Not discrediting your findings at all, but maybe we're not on the same page in terms of how we're testing.

A few things to consider:

  • The timings for the first request sent by NEST should be thrown away and not considered in the comparison. It always takes significantly longer than other requests because the type caches have to be built for the first time.
  • Elasticsearch will cache aggregations, so this might also need to be taken into consideration.

Here's a gist with the tests I am running. Would you mind taking a look and running these as well? It's easily portable between 2.x and 1.x, you just need to change DefaultIndex() to SetDefaultIndex() in 1.x.

When I change query from the lambda syntax to string syntax the performance is much better (1 seconds instead of 12 seconds).

Somewhat expected as the expressions need to be resolved to strings, but they are also cached so subsequent resolutions shouldn't have much impact on performance. The 12s vs 1s probably plays into the initial request as described above.

Oops, seems like GitHub is having some issues and the link to the gist is broken. Pasting here instead:

using Nest;
using System;
using System.Collections.Generic;
using System.Diagnostics;
using System.Linq;
using System.Text;
using System.Threading.Tasks;

namespace NestAggPerformance
{
    public class Test
    {
        public string Field1 { get; set; }
        public string Field2 { get; set; }
        public string Field3 { get; set; }
        public string Field4 { get; set; }
    }

    class Program
    {
        static void Main(string[] args)
        {
            var client = new ElasticClient(new ConnectionSettings().DefaultIndex("aggperformance"));

            var timings = new List<long>();
            var n = 100;

            for (var i = 0; i < n; i++)
            {
                var stopwatch = Stopwatch.StartNew();
                client.Search<Test>(s => s
                    .Aggregations(a => a
                        .Terms("field1", t => t
                            .Field(f => f.Field1)
                        )
                        .Terms("field2", t => t
                            .Field(f => f.Field2)
                        )
                        .Terms("field3", t => t
                            .Field(f => f.Field3)
                        )
                        .Terms("field4", t => t
                            .Field(f => f.Field4)
                        )
                    )
                );
                stopwatch.Stop();
                if (i > 0) // throw away the first request
                    timings.Add(stopwatch.ElapsedMilliseconds);
            }

            foreach (var timing in timings)
            {
                Console.WriteLine(timing.ToString());
            }
            Console.WriteLine();
            Console.WriteLine($"Total: {timings.Sum()}");
            Console.WriteLine($"Average: {timings.Sum() / (n - 1)}");
            Console.ReadLine();
        }
    }
}

@tomsender are you still able to reproduce this?
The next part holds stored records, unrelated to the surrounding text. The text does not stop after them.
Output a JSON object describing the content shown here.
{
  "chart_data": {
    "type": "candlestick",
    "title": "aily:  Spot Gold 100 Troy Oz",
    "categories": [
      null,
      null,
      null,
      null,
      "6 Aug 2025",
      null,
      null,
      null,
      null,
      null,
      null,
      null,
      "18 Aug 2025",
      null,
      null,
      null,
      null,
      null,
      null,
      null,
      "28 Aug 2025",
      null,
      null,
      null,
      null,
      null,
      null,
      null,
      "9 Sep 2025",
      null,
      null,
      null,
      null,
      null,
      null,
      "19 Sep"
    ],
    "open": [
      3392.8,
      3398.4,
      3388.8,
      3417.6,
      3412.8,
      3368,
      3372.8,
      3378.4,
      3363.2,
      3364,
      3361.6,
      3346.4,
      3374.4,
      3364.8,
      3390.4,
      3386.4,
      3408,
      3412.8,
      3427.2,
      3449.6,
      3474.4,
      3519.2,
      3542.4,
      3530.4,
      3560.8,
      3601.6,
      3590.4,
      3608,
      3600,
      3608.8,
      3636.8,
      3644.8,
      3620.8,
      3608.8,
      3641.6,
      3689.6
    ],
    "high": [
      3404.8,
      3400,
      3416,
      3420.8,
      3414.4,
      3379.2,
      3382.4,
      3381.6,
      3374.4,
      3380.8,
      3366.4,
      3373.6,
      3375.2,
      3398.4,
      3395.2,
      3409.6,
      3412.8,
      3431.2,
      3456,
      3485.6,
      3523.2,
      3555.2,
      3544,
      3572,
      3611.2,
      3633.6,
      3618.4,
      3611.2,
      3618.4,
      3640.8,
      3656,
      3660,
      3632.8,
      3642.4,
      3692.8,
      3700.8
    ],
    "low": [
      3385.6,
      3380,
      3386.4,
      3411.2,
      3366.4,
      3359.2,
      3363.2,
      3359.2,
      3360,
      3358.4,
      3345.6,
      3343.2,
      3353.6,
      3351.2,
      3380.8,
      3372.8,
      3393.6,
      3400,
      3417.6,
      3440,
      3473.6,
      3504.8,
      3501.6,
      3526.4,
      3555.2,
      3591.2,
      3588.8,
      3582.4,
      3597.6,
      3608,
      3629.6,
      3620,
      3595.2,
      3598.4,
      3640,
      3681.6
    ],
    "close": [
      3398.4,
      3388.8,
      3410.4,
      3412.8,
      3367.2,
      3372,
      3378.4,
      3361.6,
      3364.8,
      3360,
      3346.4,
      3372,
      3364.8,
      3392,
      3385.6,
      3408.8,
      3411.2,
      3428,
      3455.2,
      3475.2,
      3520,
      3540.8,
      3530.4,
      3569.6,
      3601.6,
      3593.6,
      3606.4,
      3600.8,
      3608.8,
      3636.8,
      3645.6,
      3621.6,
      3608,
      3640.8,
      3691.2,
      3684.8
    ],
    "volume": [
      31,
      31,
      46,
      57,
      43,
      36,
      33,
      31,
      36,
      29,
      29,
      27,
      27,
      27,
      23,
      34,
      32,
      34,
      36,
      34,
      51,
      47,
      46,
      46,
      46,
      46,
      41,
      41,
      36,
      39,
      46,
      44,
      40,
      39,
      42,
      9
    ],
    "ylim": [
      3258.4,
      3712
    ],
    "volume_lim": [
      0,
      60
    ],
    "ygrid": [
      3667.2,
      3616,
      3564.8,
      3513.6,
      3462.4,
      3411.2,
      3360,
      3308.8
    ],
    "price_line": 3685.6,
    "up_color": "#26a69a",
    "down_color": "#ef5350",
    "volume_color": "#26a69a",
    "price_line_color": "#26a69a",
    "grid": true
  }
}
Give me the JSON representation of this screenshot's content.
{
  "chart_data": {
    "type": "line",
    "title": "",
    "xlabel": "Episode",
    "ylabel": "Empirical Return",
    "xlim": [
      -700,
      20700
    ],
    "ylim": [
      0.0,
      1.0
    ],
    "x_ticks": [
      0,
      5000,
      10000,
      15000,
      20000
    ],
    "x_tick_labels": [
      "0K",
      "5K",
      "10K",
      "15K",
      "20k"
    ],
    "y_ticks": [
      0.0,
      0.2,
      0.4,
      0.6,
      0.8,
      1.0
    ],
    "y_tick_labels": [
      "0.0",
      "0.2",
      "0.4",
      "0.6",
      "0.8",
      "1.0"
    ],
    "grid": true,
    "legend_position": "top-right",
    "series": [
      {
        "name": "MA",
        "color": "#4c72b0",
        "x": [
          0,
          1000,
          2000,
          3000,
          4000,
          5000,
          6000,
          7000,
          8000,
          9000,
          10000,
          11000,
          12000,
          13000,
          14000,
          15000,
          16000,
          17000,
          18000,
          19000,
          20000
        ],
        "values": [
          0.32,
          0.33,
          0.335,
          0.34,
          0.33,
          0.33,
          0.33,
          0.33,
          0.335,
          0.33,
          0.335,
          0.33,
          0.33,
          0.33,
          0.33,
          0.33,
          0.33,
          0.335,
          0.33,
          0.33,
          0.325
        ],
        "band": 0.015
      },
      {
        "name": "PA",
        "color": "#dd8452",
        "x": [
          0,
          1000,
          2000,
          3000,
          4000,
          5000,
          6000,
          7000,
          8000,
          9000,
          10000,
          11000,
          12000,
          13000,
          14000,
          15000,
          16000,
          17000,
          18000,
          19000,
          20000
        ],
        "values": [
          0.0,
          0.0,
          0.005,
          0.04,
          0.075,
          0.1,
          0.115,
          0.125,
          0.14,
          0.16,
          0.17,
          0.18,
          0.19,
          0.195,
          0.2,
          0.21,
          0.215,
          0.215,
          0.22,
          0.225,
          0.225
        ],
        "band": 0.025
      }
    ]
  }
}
Closing. Feel free to re-open @tomsender if this is still an issue.

Hey,

Sorry for the late response.
I have found the root cause for the performance degradation.
In Nest 1.6 the method of creation newtonsoft serializer is a static method, in since NEST 2.0 this method is not static.

In our codebase, we create the elastic client connection in every request (we have an abstraction on elastic).
The garbage collector cleans newtonsoft cache and serialization time increase significantly.

We fixed it, thanks!

Thanks! This helped fix my performance problem too. ElasticClient was being instantiated once per request which added around 150ms per request.

Hey,

Sorry for the late response.
I have found the root cause for the performance degradation.
In Nest 1.6 the method of creation newtonsoft serializer is a static method, in since NEST 2.0 this method is not static.

In our codebase, we create the elastic client connection in every request (we have an abstraction on elastic).
The garbage collector cleans newtonsoft cache and serialization time increase significantly.

We fixed it, thanks!

so can I just make the elastic client single instance to improve the performance?